My beef? Is with whiny academics like Jensen and Dines and Whisnant and the makers of this film, for whom conflating these things is lucrative. People for whom pearl-clutching and sympathy are a profit machine: Money, attention, tenure when your arguments are shot full of holes.

My problem is them. Because they're as far removed from the reality of Pinochet's regime as they are from the reality of sadomasochists like me. Jensen doesn't know what torture is. Maybe he knows what guilt is. But all he knows is what it's like to feel bad about himself, and get attention as riveted and intense from his fans as a porn star gets from hers. And he profits from not knowing the difference.

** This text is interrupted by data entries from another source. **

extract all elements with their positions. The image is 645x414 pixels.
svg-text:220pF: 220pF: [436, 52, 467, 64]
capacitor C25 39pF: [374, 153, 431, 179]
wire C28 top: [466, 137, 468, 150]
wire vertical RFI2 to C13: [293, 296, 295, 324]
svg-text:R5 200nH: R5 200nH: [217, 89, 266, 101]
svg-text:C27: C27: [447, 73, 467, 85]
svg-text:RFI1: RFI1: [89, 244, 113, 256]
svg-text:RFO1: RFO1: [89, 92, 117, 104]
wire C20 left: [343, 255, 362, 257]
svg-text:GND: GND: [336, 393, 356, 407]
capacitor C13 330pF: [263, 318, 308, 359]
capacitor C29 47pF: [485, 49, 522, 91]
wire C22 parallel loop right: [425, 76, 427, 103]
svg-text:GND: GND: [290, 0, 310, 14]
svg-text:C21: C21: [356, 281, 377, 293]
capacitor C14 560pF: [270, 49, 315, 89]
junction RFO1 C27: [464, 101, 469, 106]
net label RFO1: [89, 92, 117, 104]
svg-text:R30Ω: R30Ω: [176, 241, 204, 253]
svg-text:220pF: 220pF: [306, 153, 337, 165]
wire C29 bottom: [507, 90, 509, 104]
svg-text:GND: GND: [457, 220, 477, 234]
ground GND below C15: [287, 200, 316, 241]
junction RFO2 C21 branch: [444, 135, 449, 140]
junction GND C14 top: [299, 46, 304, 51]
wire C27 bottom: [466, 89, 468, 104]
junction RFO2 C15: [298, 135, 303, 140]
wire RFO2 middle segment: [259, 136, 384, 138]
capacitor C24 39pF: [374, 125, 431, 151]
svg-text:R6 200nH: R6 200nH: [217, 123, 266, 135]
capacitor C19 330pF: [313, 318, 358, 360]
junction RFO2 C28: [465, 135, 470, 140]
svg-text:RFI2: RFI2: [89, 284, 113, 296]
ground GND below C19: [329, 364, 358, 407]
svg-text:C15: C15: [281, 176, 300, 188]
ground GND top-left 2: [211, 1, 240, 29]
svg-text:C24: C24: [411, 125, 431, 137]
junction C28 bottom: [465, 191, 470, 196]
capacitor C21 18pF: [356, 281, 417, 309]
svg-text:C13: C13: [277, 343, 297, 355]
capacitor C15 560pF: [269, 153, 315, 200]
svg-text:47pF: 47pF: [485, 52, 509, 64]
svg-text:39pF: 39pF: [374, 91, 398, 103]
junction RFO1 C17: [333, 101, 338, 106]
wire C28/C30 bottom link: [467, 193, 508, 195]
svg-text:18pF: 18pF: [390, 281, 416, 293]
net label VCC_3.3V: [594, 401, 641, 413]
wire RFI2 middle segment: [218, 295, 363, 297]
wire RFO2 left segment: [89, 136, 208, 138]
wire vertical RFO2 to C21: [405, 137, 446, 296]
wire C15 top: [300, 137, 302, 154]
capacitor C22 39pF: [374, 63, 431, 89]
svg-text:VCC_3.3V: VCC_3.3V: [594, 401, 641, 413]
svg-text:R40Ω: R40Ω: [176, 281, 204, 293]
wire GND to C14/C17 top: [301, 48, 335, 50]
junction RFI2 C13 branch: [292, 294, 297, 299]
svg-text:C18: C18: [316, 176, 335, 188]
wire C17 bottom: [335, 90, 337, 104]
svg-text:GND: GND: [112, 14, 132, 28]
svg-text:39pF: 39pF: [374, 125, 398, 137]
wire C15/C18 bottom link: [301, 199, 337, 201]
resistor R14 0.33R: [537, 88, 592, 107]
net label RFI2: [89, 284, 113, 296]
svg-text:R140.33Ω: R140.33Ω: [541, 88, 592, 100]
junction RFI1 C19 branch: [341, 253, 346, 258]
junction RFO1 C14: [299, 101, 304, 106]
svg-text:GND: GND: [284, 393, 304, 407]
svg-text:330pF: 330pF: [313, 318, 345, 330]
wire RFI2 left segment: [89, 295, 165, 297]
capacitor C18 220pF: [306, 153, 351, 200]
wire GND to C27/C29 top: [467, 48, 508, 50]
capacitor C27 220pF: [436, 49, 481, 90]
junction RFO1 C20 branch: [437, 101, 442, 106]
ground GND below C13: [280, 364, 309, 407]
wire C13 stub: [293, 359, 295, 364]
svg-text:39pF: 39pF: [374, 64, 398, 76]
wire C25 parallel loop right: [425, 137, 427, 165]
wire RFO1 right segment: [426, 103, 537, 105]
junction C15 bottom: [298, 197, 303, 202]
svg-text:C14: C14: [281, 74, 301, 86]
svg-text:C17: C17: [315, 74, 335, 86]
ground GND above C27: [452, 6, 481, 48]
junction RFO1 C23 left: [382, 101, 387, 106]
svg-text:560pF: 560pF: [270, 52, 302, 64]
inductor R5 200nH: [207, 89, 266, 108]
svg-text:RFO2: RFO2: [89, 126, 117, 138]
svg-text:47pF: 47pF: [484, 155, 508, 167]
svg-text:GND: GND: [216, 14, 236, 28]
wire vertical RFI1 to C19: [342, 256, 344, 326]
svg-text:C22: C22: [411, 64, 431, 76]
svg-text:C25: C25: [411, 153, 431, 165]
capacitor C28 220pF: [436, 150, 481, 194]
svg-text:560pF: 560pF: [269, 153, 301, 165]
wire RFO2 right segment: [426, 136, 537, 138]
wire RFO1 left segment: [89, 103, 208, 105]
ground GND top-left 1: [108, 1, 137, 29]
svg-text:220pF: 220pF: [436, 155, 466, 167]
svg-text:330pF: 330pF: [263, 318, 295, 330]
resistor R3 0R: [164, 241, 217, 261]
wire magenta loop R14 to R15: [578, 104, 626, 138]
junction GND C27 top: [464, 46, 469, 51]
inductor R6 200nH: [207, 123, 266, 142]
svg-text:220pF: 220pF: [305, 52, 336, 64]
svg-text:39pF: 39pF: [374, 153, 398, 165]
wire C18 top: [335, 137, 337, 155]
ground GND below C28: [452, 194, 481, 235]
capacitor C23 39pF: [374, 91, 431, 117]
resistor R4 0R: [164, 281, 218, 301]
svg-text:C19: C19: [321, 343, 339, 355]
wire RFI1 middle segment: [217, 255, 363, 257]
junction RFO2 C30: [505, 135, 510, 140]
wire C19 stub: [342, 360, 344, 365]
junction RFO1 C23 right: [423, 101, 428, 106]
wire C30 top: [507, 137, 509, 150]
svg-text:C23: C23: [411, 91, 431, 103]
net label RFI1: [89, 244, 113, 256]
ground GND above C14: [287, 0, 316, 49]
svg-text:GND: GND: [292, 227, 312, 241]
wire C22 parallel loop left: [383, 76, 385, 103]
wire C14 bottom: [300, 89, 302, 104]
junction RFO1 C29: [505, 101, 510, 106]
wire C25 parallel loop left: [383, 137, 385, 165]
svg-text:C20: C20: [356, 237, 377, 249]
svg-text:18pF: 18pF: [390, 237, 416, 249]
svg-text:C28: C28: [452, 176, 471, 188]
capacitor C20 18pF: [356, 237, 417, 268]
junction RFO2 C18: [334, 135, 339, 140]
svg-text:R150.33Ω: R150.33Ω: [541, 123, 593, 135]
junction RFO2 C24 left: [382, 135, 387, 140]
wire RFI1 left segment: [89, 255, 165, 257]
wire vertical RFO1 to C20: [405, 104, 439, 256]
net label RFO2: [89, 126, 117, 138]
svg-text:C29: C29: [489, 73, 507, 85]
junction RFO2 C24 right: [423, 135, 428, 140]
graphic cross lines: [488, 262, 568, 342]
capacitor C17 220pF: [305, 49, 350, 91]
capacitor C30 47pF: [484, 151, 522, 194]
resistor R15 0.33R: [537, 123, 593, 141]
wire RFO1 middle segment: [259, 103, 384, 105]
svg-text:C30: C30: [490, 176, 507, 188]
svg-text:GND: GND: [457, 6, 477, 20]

My issue is not that he doesn't like SM. I don't give a fuck about that. My issue is that when he says shit like that, he trivializes torture.

He teaches people who have a visceral squick at SM -- and there are many such people, and I'm fine with them -- that that reaction, that revulsion, is just the same as what it means to recoil from the violent tactics of a State committing war crimes.

And young college girls -- who I again have nothing against, I was one myself ten years ago, and it feels like not so long ago at all -- eat it up. Because, with rare exceptions, they're not people with a passion for ending torture. They're nervous kids who don't want pressure from a boy. And they get to feel totally vindicated, because that's just like torture, OMG.

I envy people who know so little about real pain that they can make that parallel without retching. It's got to be nice to have lived such a safe little life that you have no idea what the difference is.